Leipziger Buchmesse eröffnet Aktivisten stören Scholz' Rede - der kontert
21.03.2024, 00:44 Uhr Artikel anhören
Flandern und die Niederlande sind dieses Jahr Gastland der Leipziger Buchmesse. Bei der Eröffnung liegt der Fokus aber auf einer anderen Region: Die Rede von Kanzler Scholz wird von pro-palästinensischen Aktivisten unterbrochen. Und der mit einem Buchpreis ausgezeichnete Philosoph Omri Boehm beklagt "katastrophales Versagen" in Nahost.
Die Rede von Bundeskanzler Olaf Scholz zur Eröffnung der Leipziger Buchmesse ist mehrfach von Demonstranten unterbrochen worden. Während der Ansprache riefen mehrere im Gewandhaus verteilte Aktivisten laut, aber weitgehend unverständlich in die Rede des SPD-Politikers hinein. Nach Angaben von mehreren näher sitzenden Zeugen warfen die Rufer der israelischen Regierung einen Genozid im Gazastreifen vor.
Weite Teile des Protestes wurden von anhaltendem Beifall des Publikums übertönt. "Uns alle führt hier in Leipzig die Macht des Wortes zusammen - nicht des Geschreis", sagte Scholz begleitet von Applaus.
Nach einigen Minuten konnte er seine Eröffnungsrede fortsetzen. Dabei outete sich Scholz als Leseratte. "Uns alle - und da schließe ich mich ein - verbindet die Liebe zum Lesen", sagte er. Er sei genauso wenig auf ein bestimmtes Genre festgelegt wie die Messe: "Wenn man es zulässt, dann wartet hinter dem Buchdeckel die Überraschung, die uns im Netz oft abhandenkommt, weil uns Algorithmen dort vor allem das zeigen, was wir sowieso gut finden, oder gut finden sollen." Wer es zulasse, finde überall etwas Interessantes, Spannendes oder Berührendes.

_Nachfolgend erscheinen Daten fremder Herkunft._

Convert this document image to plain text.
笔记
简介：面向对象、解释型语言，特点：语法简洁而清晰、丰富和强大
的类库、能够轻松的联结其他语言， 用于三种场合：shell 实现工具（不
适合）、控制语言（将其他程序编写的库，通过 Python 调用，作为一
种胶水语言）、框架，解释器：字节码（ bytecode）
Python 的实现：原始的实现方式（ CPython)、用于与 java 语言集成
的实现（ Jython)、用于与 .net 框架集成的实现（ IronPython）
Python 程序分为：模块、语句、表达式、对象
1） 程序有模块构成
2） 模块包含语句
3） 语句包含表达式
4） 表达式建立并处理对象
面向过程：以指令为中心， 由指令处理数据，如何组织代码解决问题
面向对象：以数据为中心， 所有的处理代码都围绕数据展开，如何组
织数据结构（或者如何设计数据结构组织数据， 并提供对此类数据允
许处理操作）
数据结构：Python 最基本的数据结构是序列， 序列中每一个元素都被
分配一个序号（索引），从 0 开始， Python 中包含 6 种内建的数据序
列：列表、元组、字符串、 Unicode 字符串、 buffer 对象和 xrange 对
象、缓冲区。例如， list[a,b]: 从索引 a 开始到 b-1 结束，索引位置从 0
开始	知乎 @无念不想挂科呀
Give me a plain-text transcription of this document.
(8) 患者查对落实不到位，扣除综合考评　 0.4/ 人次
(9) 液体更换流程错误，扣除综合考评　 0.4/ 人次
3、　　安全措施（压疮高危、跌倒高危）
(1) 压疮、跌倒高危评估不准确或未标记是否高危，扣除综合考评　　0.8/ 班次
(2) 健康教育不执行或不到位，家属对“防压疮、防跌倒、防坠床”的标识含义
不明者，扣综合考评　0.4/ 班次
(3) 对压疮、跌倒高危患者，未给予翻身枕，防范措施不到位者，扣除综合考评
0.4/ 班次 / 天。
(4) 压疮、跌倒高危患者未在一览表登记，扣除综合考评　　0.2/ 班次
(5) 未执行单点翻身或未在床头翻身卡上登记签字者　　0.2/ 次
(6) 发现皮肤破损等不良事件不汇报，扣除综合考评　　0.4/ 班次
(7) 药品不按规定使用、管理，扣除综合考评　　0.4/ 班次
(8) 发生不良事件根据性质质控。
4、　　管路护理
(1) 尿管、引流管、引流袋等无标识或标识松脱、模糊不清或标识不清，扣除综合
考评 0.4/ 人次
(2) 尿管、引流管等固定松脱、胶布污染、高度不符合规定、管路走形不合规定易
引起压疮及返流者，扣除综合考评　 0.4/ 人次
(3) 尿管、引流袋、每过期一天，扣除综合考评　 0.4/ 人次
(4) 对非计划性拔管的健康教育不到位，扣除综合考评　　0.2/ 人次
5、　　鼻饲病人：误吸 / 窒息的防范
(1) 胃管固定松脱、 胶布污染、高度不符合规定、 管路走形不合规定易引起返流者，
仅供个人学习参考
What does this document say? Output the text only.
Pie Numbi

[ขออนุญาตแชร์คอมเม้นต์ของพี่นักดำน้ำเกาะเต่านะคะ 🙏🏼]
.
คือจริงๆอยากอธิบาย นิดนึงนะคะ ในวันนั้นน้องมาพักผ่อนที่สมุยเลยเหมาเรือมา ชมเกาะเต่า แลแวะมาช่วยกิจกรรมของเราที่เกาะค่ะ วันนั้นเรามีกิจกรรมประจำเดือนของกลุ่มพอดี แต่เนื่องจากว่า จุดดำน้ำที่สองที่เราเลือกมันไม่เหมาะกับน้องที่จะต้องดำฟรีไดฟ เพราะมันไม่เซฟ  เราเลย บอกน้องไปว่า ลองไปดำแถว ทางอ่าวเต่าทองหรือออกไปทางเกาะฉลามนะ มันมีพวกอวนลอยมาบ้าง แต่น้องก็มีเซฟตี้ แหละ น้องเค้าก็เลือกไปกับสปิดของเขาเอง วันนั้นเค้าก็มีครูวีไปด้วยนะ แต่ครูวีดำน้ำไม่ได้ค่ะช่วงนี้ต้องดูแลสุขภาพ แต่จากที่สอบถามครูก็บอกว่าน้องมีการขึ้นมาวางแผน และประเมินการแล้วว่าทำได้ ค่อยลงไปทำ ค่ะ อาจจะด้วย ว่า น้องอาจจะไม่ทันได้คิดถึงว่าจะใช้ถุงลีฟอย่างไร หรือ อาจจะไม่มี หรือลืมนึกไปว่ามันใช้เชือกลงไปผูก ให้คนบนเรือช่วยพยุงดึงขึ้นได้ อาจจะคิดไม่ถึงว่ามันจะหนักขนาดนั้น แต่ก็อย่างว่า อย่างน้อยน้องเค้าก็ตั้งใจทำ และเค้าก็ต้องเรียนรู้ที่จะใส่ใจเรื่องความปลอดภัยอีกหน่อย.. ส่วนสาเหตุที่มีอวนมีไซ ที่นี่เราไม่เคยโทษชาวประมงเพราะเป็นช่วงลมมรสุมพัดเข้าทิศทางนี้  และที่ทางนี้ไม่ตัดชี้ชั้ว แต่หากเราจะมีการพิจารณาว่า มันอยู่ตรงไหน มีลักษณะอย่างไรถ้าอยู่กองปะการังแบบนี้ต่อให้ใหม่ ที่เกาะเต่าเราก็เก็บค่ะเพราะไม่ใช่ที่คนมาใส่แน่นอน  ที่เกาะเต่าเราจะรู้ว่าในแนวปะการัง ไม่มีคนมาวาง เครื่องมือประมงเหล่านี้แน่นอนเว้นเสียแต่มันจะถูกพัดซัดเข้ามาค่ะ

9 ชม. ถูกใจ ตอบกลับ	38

Wer lese, lasse andere Perspektiven als die eigene zu, nehme persönlich Anteil an Entwicklungen, so Scholz. Mit jedem Kapitel, mit jeder neuen Seite könnten Gegensätze überwunden werden, die im Alltag unüberbrückbar erschienen. "Lesen ist deswegen der tägliche Beweis, dass wir uns trotz unserer Unterschiede verstehen können, dass unsere Gesellschaften, in Deutschland, in Europa mitnichten dazu verdammt sind, auseinanderzudriften."
Scholz appellierte: "Folgen wir denen nicht, die uns spalten wollen, die ganzen Gruppen in diesem Land die Zugehörigkeit zu unserer Gesellschaft absprechen wollen. Glauben wir niemals denen, deren Antworten am Ende auf Intoleranz, Ausgrenzung und Hass hinauslaufen." Dies würde das Land "nicht nur moralisch, sondern auch wirtschaftlich ruinieren".
Preisträger Boehm: Deutschland soll "harte Wahrheiten" aussprechen
Zur Eröffnung wurde der Leipziger Buchpreis zur Europäischen Verständigung 2024 an den deutsch-israelischen Philosophen Omri Boehm für sein Buch "Radikaler Universalismus" verliehen. In seiner Dankesrede sprach er von Fehlern auf allen Seiten im Nahost-Konflikt und beklagte "katastrophales Versagen" auf allen Seiten. "Meine palästinensischen Freunde wissen, dass jeder, der das, was mein Land jetzt in Gaza tut, Selbstverteidigung nennt, meine Identität zutiefst beschämt, die jüdische und israelische", sagte Boehm in seiner mit viel Applaus bedachten Rede. Zugleich nannte er es einen "moralischen Bankrott", wenn die Hamas-Massaker vom 7. Oktober als bewaffneter Widerstand bezeichnet würden.
Zu Positionen aus Deutschland sagte Boehm: "Was ist mit der deutsch-jüdischen Freundschaft? Da, wo sie besteht, ist sie ein wahres Wunder. Eines, das mir besonders am Herzen liegt." Doch dieses Wunder müsse vor Entwertung geschützt werden. Es könne keine deutsch-jüdische Freundschaft existieren, "wenn sie in diesen dunklen Zeiten keinen Platz für die schwierigen Wahrheiten hat, die im Namen der jüdisch-palästinensischen Freundschaft gesagt werden müssen." Wegen der Freundschaft müsse die Wahrheit nicht geopfert werden, ganz im Gegenteil, so Boehm weiter: "Harte Wahrheiten müssen offen ausgesprochen werden. Denn wir sollen Freunde bleiben."
Die Leipziger Buchmesse - nach Frankfurt die wichtigste deutsche Literaturschau - läuft von Donnerstag bis Sonntag. 2085 Aussteller aus 40 Ländern präsentieren ihre Bücher und Neuerscheinungen. Nach einem positiven Vorverkauf wird mit einem Plus bei den Besucherzahlen gerechnet, im vergangenen Jahr kamen 274.000 Menschen. Als Gastland präsentieren sich in diesem Jahr die Niederlande und Flandern als gemeinsamer Sprach- und Kulturraum unter dem Motto "Alles außer flach".